Unfortunately, my daughter doesn't give points for "hanging in." She can't believe I was ever cool. So I decided it was time to paint another fire hydrant.
But as what? Boy, are the '60s over. The idea of painting Marion Barry was rejected ("bad hydrant model"). Ditto for Jesse Jackson ("D.C. newcomer"). H. Rap Brown was out of the question. The hydrant, we decided, was to become the two pandas, Ling Ling and Hsing Hsing.
My friends thought perhaps I should obtain permission ("defacement of public property" and all that, you know). So I began calling. The first dozen bureaucrats to whom I spoke professed indifference. On the 13th try, though, I hit the right guy. (One thing I've learned after a lifetime in Washington is that for every idea, for every project, there is one person you have to find and get through to.)
He said no. All fire hydrants have to be green.
I stifled the urge to paint the pandas in various shades of green. Instead, I did a weird thing: I gave up. After all, this wasn't "important." Sometimes you get tired of fighting.
Then a miracle: the guy called back. He'd changed his mind. "Why not?" he said almost cheerfully.

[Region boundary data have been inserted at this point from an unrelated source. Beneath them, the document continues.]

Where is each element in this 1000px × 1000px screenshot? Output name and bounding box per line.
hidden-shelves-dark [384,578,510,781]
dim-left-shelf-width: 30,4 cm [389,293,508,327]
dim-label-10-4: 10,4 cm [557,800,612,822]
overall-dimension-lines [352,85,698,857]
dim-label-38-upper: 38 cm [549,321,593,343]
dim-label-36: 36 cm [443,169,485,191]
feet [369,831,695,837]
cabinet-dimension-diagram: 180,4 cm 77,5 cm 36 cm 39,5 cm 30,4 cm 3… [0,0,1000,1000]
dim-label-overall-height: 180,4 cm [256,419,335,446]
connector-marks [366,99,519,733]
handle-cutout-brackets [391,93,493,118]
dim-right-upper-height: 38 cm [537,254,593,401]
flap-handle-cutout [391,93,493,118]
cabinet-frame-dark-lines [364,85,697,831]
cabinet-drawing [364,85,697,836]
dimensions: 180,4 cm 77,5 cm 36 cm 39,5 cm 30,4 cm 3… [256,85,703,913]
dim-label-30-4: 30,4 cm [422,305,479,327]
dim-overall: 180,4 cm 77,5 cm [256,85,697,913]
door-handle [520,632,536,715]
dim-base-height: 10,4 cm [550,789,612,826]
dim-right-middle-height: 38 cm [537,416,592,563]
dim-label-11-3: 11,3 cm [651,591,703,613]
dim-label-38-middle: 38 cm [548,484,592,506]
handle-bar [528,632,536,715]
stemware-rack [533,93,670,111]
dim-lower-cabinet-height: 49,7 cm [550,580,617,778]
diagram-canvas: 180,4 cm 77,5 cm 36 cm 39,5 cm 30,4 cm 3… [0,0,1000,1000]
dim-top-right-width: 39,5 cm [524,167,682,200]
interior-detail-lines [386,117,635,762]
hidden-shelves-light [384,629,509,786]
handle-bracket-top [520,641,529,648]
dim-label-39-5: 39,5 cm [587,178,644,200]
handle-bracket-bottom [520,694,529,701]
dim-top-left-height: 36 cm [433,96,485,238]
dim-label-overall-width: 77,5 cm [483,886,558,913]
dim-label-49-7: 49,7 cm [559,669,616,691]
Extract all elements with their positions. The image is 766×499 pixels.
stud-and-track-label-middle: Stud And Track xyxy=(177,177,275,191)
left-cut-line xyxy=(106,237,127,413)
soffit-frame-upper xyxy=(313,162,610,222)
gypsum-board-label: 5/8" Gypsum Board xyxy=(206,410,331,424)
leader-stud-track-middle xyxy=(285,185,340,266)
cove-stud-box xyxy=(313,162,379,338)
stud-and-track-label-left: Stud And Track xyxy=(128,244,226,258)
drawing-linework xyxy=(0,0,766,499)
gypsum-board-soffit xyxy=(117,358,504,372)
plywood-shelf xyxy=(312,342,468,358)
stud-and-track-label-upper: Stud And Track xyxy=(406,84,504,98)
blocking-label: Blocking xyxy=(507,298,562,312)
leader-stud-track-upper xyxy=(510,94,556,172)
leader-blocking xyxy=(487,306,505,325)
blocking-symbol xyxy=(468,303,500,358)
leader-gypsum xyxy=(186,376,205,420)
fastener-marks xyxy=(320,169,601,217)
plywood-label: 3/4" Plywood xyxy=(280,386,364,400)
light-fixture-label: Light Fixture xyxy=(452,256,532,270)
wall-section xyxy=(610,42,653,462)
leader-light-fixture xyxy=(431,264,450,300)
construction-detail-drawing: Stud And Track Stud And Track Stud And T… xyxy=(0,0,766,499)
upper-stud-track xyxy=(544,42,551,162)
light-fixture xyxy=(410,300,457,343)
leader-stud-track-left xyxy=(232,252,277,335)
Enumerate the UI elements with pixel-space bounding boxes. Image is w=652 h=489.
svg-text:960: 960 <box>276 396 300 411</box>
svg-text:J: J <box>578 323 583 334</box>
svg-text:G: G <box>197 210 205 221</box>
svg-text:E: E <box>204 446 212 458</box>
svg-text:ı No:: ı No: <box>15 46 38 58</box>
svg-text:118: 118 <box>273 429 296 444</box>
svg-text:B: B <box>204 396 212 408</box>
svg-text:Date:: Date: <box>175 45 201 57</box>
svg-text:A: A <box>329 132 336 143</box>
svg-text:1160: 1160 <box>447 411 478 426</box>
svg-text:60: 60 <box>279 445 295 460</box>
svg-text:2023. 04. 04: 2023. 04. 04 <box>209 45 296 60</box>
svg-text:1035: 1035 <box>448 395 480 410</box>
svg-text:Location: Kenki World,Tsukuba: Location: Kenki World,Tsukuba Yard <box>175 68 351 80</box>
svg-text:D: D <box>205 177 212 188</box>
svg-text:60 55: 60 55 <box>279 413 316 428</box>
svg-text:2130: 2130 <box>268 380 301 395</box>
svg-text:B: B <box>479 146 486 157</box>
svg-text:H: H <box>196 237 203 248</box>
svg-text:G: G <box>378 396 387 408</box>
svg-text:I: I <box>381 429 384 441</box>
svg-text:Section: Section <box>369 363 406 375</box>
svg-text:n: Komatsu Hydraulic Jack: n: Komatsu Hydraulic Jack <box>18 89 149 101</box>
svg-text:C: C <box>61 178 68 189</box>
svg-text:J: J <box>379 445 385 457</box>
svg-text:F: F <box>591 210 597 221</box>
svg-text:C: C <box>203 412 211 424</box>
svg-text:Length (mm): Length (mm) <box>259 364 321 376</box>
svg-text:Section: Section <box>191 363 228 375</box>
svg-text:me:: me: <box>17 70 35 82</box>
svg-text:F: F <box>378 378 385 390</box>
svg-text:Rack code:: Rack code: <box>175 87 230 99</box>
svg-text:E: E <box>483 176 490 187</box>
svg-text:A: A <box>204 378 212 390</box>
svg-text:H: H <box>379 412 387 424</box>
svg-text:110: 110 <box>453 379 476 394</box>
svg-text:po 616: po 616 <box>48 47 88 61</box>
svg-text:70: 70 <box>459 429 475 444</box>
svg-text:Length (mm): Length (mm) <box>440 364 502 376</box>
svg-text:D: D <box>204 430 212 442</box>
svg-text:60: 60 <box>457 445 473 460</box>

No one else would ever want to do this. He gave me his beeper number in case we were stopped.
"H-Day" dawned sunny and bright. I and others of the original painting crew prepared for surgery, washing the hydrant as prescribed in fire hydrant school. The chains and side flanges were painted first by my daughter and two of her pals.
The candidate for D.C. delegate then took charge, outlining Ling-Ling's front legs streetside. The wife of a famous sculptor, also a 1976 painter, had brought her two sons. The artistic genes had held true. The young boys, along with their mother, did most of Hsing-Hsing's legs on the sidewalk side and the ears. The senior graphic designer for the Red Cross didn't lift a brush: busman's holiday, no doubt.
The only pause in the general hilarity was the approach of a fire engine, sirens screaming. We froze. Oh, no. But it screeched on by.
After four hours, friendships had been renewed, new friends made, old times rehashed and remembered. It was a soft, comfortable afternoon. Looking back, I can conclude only one thing: luckily, we didn't know then what we know now -- or we couldn't have done all we've done.
The pandas look great. We loaded their chains with sprigs of real bamboo and took pictures. All we needed was a dog.